WorkSafeBC has concluded a manufacturing defect was to blame for a concrete pumper truck collapsing and killing 24-year-old Sebastian Gomez at a Garrison Crossing construction site on March 11, 2016. (Paul J. Henderson file/Black Press)

Judge awards $875,000 to family of deceased Chilliwack construction site worker

Sebastian Gomez died in March of 2016 when a concrete placing boom fell on him

The family of Sebastian Gomez has been awarded $875,000 in compensation for his workplace death six years ago.

The 24-year-old was killed Mar. 11, 2016 when the concrete placing boom on a KC’s Pumping Services concrete pumper truck collapsed. It fell on Gomez, who was working as a concrete placer at a 53-unit townhouse complex in Garrison Crossing.

Gomez’s family sought compensation from KCP Heavy Industries Co. Ltd., the South Korean-based company that manufactured the concrete pumper truck. A WorkSafeBC report found a manufacturer’s defect was to blame for the accident.

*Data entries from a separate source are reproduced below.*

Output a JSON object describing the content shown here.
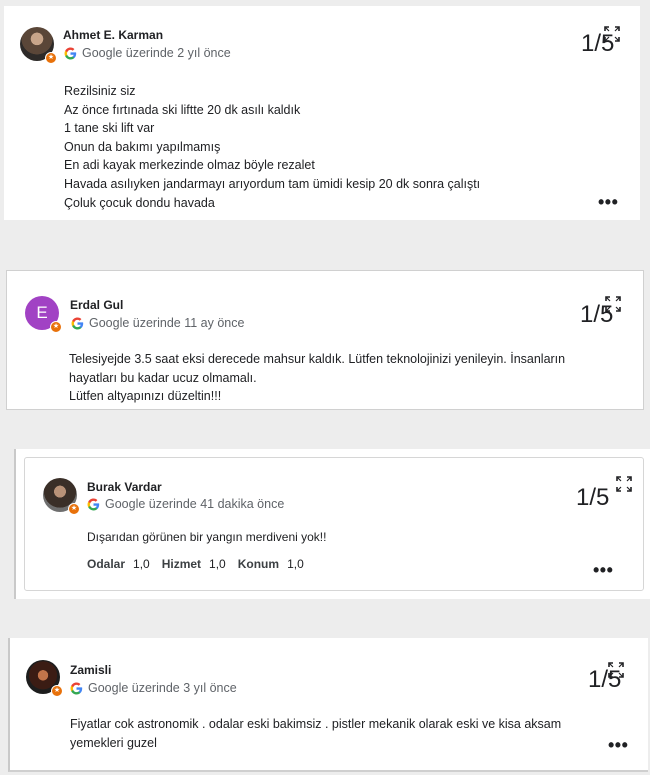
{
  "reviews": [
    {
      "author": "Ahmet E. Karman",
      "meta": "Google üzerinde 2 yıl önce",
      "rating": "1/5",
      "lines": [
        "Rezilsiniz siz",
        "Az önce fırtınada ski liftte 20 dk asılı kaldık",
        "1 tane ski lift var",
        "Onun da bakımı yapılmamış",
        "En adi kayak merkezinde olmaz böyle rezalet",
        "Havada asılıyken jandarmayı arıyordum tam ümidi kesip 20 dk sonra çalıştı",
        "Çoluk çocuk dondu havada"
      ],
      "more": "•••"
    },
    {
      "author": "Erdal Gul",
      "avatar_letter": "E",
      "meta": "Google üzerinde 11 ay önce",
      "rating": "1/5",
      "lines": [
        "Telesiyejde 3.5 saat eksi derecede mahsur kaldık. Lütfen teknolojinizi yenileyin. İnsanların",
        "hayatları bu kadar ucuz olmamalı.",
        "Lütfen altyapınızı düzeltin!!!"
      ]
    },
    {
      "author": "Burak Vardar",
      "meta": "Google üzerinde 41 dakika önce",
      "rating": "1/5",
      "lines": [
        "Dışarıdan görünen bir yangın merdiveni yok!!"
      ],
      "aspects": [
        {
          "label": "Odalar",
          "value": "1,0"
        },
        {
          "label": "Hizmet",
          "value": "1,0"
        },
        {
          "label": "Konum",
          "value": "1,0"
        }
      ],
      "more": "•••"
    },
    {
      "author": "Zamisli",
      "meta": "Google üzerinde 3 yıl önce",
      "rating": "1/5",
      "lines": [
        "Fiyatlar cok astronomik . odalar eski bakimsiz . pistler mekanik olarak eski ve kisa aksam",
        "yemekleri guzel"
      ],
      "more": "•••"
    }
  ],
  "colors": {
    "avatar_purple": "#a142c4",
    "badge_orange": "#e8710a",
    "meta_gray": "#5f6368"
  },
  "icons": {
    "google": "google-g-icon",
    "expand": "expand-icon",
    "more": "more-options-icon",
    "badge": "local-guide-badge-icon"
  }
}
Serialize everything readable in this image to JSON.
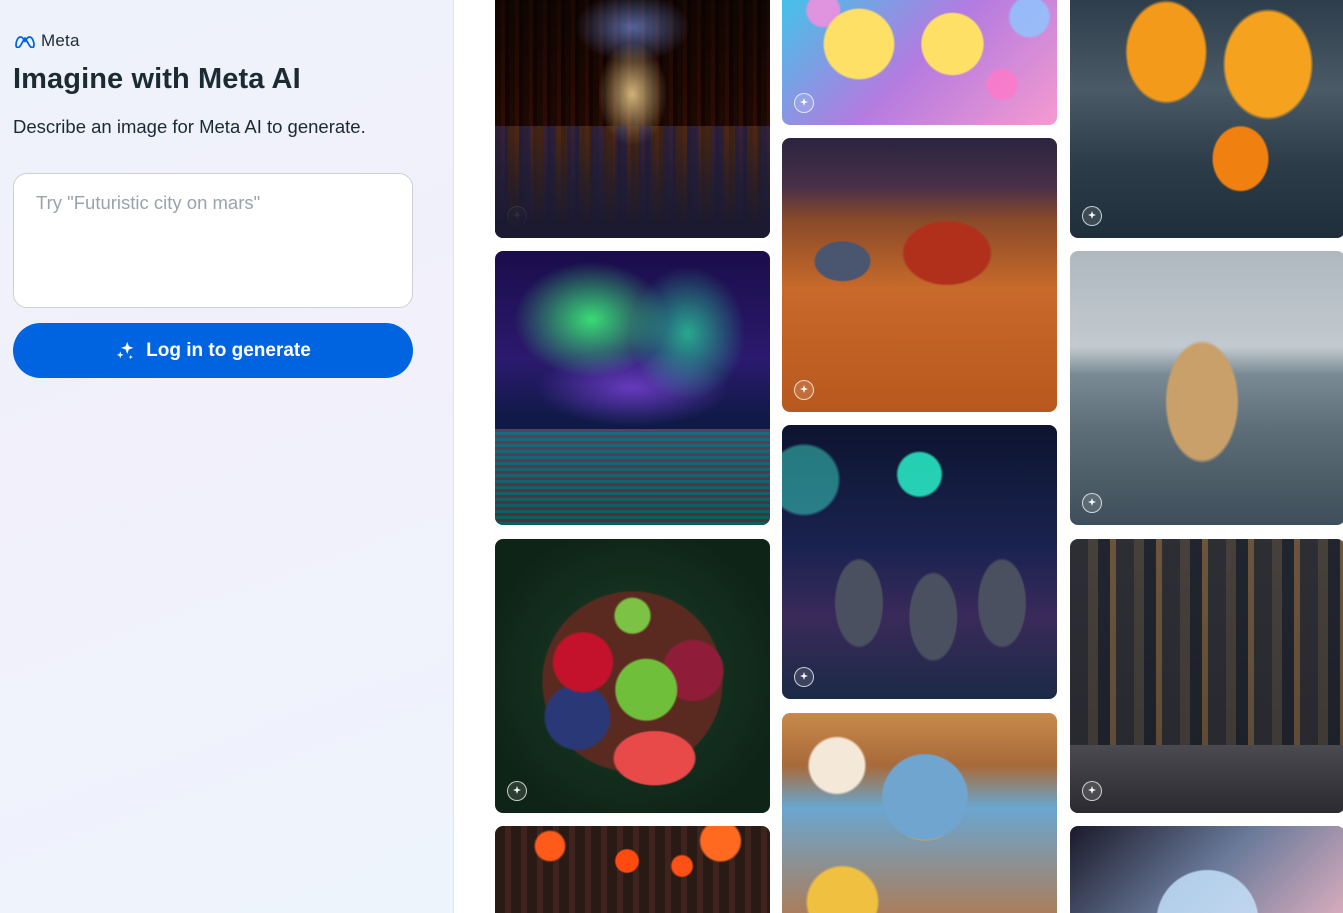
{
  "brand": {
    "logo_icon": "meta-infinity-logo",
    "name": "Meta"
  },
  "header": {
    "title": "Imagine with Meta AI",
    "subtitle": "Describe an image for Meta AI to generate."
  },
  "prompt": {
    "value": "",
    "placeholder": "Try \"Futuristic city on mars\""
  },
  "login_button": {
    "icon": "sparkle-icon",
    "label": "Log in to generate"
  },
  "colors": {
    "accent": "#0064e0",
    "text": "#1c2b33",
    "placeholder": "#9aa3ab"
  },
  "gallery": {
    "badge_icon": "meta-ai-sparkle-badge",
    "tiles": [
      {
        "id": "library",
        "subject": "fantasy library"
      },
      {
        "id": "aurora",
        "subject": "aurora over lake"
      },
      {
        "id": "fruit",
        "subject": "fruit platter"
      },
      {
        "id": "lanterns",
        "subject": "red lanterns"
      },
      {
        "id": "ducks",
        "subject": "rubber ducks with bubbles"
      },
      {
        "id": "mars",
        "subject": "race cars on mars"
      },
      {
        "id": "space",
        "subject": "space cats in suits"
      },
      {
        "id": "bird",
        "subject": "fluffy cartoon bird"
      },
      {
        "id": "butterfly",
        "subject": "butterfly in street"
      },
      {
        "id": "dog",
        "subject": "dog in the sea"
      },
      {
        "id": "city",
        "subject": "futuristic city with car"
      },
      {
        "id": "bubble",
        "subject": "cat in bubble"
      }
    ]
  }
}
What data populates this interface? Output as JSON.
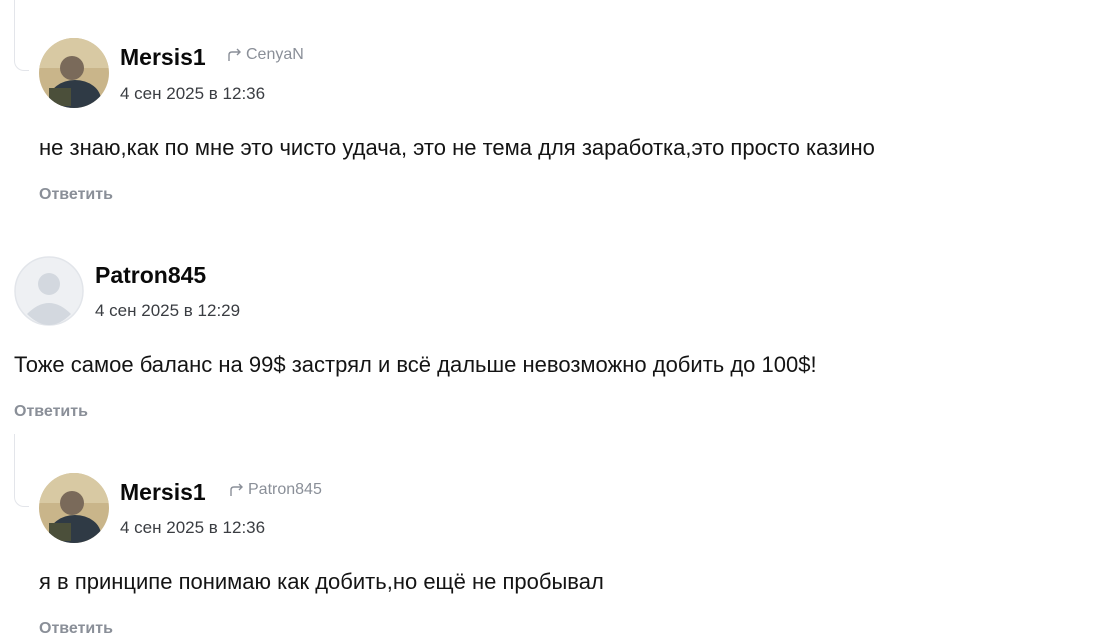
{
  "comments": [
    {
      "author": "Mersis1",
      "reply_to": "CenyaN",
      "date": "4 сен 2025 в 12:36",
      "text": "не знаю,как по мне это чисто удача, это не тема для заработка,это просто казино",
      "reply_label": "Ответить",
      "avatar": "user-photo"
    },
    {
      "author": "Patron845",
      "date": "4 сен 2025 в 12:29",
      "text": "Тоже самое баланс на 99$ застрял и всё дальше невозможно добить до 100$!",
      "reply_label": "Ответить",
      "avatar": "default-user"
    },
    {
      "author": "Mersis1",
      "reply_to": "Patron845",
      "date": "4 сен 2025 в 12:36",
      "text": "я в принципе понимаю как добить,но ещё не пробывал",
      "reply_label": "Ответить",
      "avatar": "user-photo"
    }
  ],
  "colors": {
    "muted": "#8a8f98",
    "thread_line": "#e3e5ea",
    "text": "#141414"
  }
}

Handing down a judgement in BC Supreme Court on Wednesday, Justice F. Matthew Kirchner awarded a total of $588,000 to account for Loss of Financial Support (future earnings). Kirchner noted that while Gomez had worked several low-paying jobs in the years leading up to the accident, by the time of his death “he had established himself in the concrete industry.”

“There is significant evidence about his strong work ethic, his skill as a tradesperson, and his commitment to providing financial stability and support for his family,” Kirchner wrote.

RELATED: Equipment malfunction blamed in Chilliwack workplace death

The judge awarded $372,000 to Gomez’s partner, identified in court documents as Ms. Valencia-Palacio. The judge awarded $78,000 to the couple’s first child and $79,000 to their second, with a further $60,000 going to Gomez’s parents.

Both of Gomez’s children were awarded $45,000 for Loss of Guidance, often referred to as the loss of “care, guidance and affection.”

“The evidence is clear that Mr. Gomez wanted to have a family, was excited each time Ms. Valencia-Palaciao became pregnant, and was actively involved in the lives of his children,” Kirchner noted. “Mr. Gomez also expressed a goal of giving his children the ability to pursue post-secondary education without fear of where they would live or how they would pay for it.”

Both children and their mother received $20,000 apiece for Loss of Inheritance.

Valencia-Palacio was awarded $50,000 for Loss of Household Services, with the children receiving $25,000 each.

An additional $36,643.45 was given under the Special Damages heading, a chunk of that meant to cover funeral expenses. After Gomez died, his remains were returned to his home country of Colombia. Valencia-Palacio obtained a special container to preserve the remains during air transport and bought a traditional casket for the Colombian ceremony. She purchased return-trip airplane tickets for herself, her two children, and Gomez’s parents and brother.

The remainder of the Special Damages covered child-care expenses in the immediate aftermath of Gomez’s death ($10,037.60) and health care costs related to grief counselling ($1,605).

Soon after Gomez died, a GoFundMe was started to help his family, raising $24,311.